To practice dentistry here, the dental therapist must fly in both him or her and most of the equipment needed. Not all villages have dedicated clinics where the therapists can work. Instead, once there, the therapist must utilize back rooms, living rooms, stores, and even garages to set up the operation, and, quite often, this area also becomes the therapist's living quarters for the duration of his/her stay in the village. A therapist is lucky if this temporary living space comes equipped with running water or a working septic system – often, more primitive solutions are required. Their stay can often resemble a camping trip, and a therapist is expected to bring his or her own sleeping bag and toiletries.

Once there, the work must be done quickly in order to make sure everyone who needs care receives it before the dental therapist's supplies are exhausted. This often makes for an intense work schedule, and patients are operated on and sent on their way as quickly as possible.

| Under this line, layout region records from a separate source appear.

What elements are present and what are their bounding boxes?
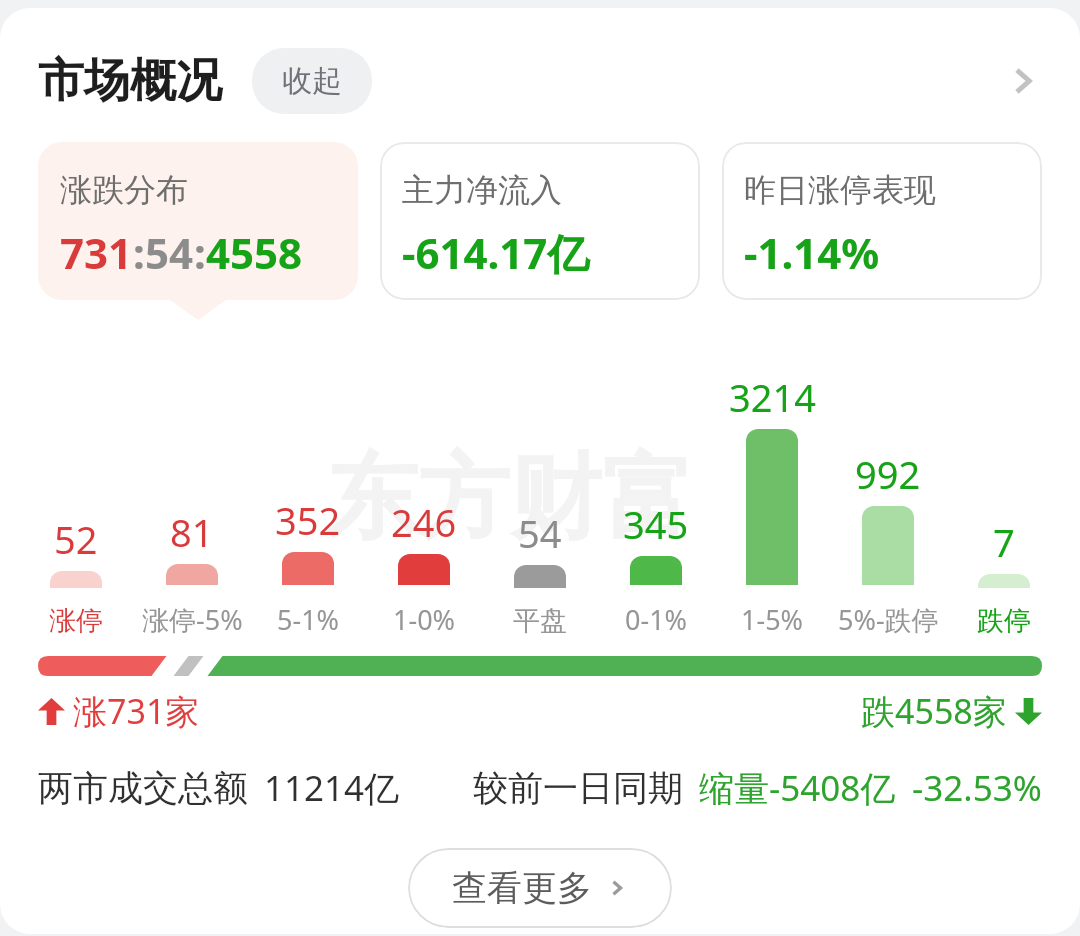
staticText: : <box>194 224 206 281</box>
button[interactable]: 主力净流入 <box>380 142 700 300</box>
staticText: 52 <box>54 513 98 565</box>
button[interactable]: 涨跌分布 <box>38 142 358 300</box>
staticText: 731 <box>60 224 133 281</box>
staticText: 查看更多 <box>452 866 592 910</box>
staticText: 246 <box>391 496 457 548</box>
button[interactable]: 收起 <box>252 48 372 114</box>
staticText: 跌4558家 <box>861 688 1007 734</box>
staticText: 涨731家 <box>73 688 200 734</box>
staticText: 主力净流入 <box>402 170 562 210</box>
staticText: 1-0% <box>393 601 456 638</box>
staticText: -614.17亿 <box>402 224 590 281</box>
staticText: -1.14% <box>744 224 880 281</box>
staticText: 992 <box>855 448 921 500</box>
staticText: 涨停 <box>49 604 103 638</box>
staticText: : <box>133 224 145 281</box>
staticText: 平盘 <box>513 604 567 638</box>
staticText: 跌停 <box>977 604 1031 638</box>
staticText: 54 <box>145 224 194 281</box>
staticText: 昨日涨停表现 <box>744 170 936 210</box>
staticText: 5%-跌停 <box>838 601 939 638</box>
staticText: 收起 <box>282 62 342 100</box>
staticText: 5-1% <box>277 601 340 638</box>
button[interactable]: 展开市场概况 <box>990 49 1054 113</box>
staticText: 345 <box>623 498 689 550</box>
staticText: 涨停-5% <box>142 601 243 638</box>
staticText: 两市成交总额 <box>38 766 248 810</box>
button[interactable]: 查看更多 <box>408 848 672 928</box>
staticText: 较前一日同期 <box>473 766 683 810</box>
staticText: 7 <box>993 516 1015 568</box>
staticText: 0-1% <box>625 601 688 638</box>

The typical dentist office in a rural village varies slightly from what one would expect from a traditional dental office. In a customary neighborhood dentist’s office, one would expect a clean area devoted solely to the practice of dentistry, however, when dentists travel out to rural villages they are usually given an extra room somewhere in which to practice their trade. Many of these extra rooms are found in a local school or other communal establishments. A traveling dentist would receive some of the random places in which they can care for as many of the villagers as possible in the span of a week or two.  In some of the larger villages, there are offices established and devoted to the health care of the individuals living in and around these specific villages. In such establishments, there are rooms that are to be used to administer the dental care needed. This building is one such building that has been erected to better carry out health care in rural Alaska.